The yield difference, or spread, between Germany’s two- and 30-year securities widened four basis points to 158 basis points. It narrowed earlier to 151 basis points, the lowest in two months, as a report showed annualized factory-gate prices in the euro region declined at a faster pace in June.

Policy Outlook

Shorter-dated securities are more sensitive to the outlook for central-bank monetary policy, while the direction of longer-maturity debt is driven more by investors’ outlook for inflation, with its potential to eat into the fixed payments on the debt.

Spain’s 10-year bond yield was little changed at 1.94 percent, after earlier sliding four basis points. That on similar-maturity Italian held at 1.77 percent.

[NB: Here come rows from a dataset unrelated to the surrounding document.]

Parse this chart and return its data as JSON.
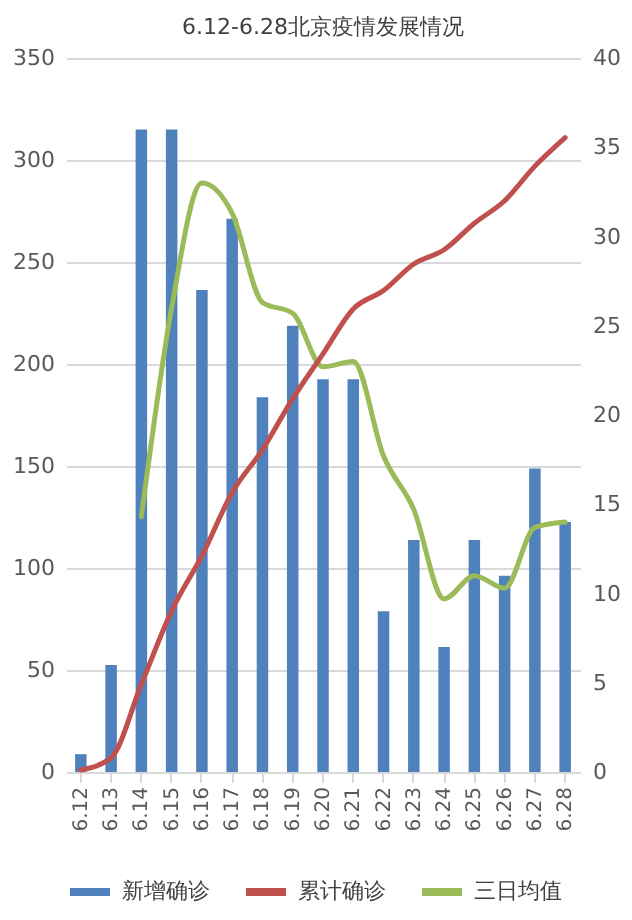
{
  "chart_data": {
    "type": "bar",
    "title": "6.12-6.28北京疫情发展情况",
    "categories": [
      "6.12",
      "6.13",
      "6.14",
      "6.15",
      "6.16",
      "6.17",
      "6.18",
      "6.19",
      "6.20",
      "6.21",
      "6.22",
      "6.23",
      "6.24",
      "6.25",
      "6.26",
      "6.27",
      "6.28"
    ],
    "series": [
      {
        "name": "新增确诊",
        "axis": "y2",
        "color": "#4f81bd",
        "values": [
          1,
          6,
          36,
          36,
          27,
          31,
          21,
          25,
          22,
          22,
          9,
          13,
          7,
          13,
          11,
          17,
          14
        ]
      },
      {
        "name": "累计确诊",
        "type": "line",
        "color": "#c0504d",
        "values": [
          1,
          7,
          43,
          79,
          106,
          137,
          158,
          183,
          205,
          227,
          236,
          249,
          256,
          269,
          280,
          297,
          311
        ]
      },
      {
        "name": "三日均值",
        "type": "line",
        "axis": "y2",
        "color": "#9bbb59",
        "values": [
          null,
          null,
          14.3,
          26,
          33,
          31.3,
          26.3,
          25.7,
          22.7,
          23,
          17.7,
          14.7,
          9.7,
          11,
          10.3,
          13.7,
          14
        ]
      }
    ],
    "ylim": [
      0,
      350
    ],
    "yticks": [
      0,
      50,
      100,
      150,
      200,
      250,
      300,
      350
    ],
    "y2lim": [
      0,
      40
    ],
    "y2ticks": [
      0,
      5,
      10,
      15,
      20,
      25,
      30,
      35,
      40
    ],
    "grid": "y",
    "legend": "bottom"
  }
}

European bonds have jumped with their counterparts in the U.S. amid concern that declines in commodity prices will rekindle deflation concerns and prompt central banks to extend stimulus. The Bloomberg Commodity Index climbed 0.9 percent on Tuesday, after sliding the previous day to its lowest level since 2002. Brent crude oil, the global benchmark, is still down more than 25 percent from its May high.

The five-year, five-year forward inflation swap rate, a market metric identified by ECB President Mario Draghi as a benchmark for the euro area’s inflation outlook, dropped four basis points to 1.71 percent, the lowest closing level since May. The ECB targets price growth at just below 2 percent.

“The ECB will maintain its QE program at least until the end of autumn next year,” said Nick Stamenkovic, a fixed-income strategist at broker RIA Capital Markets Ltd. in Edinburgh. “If the inflation data disappoints, you can’t rule out fresh stimulus in coming months,” though “for now they’ll maintain the status quo.”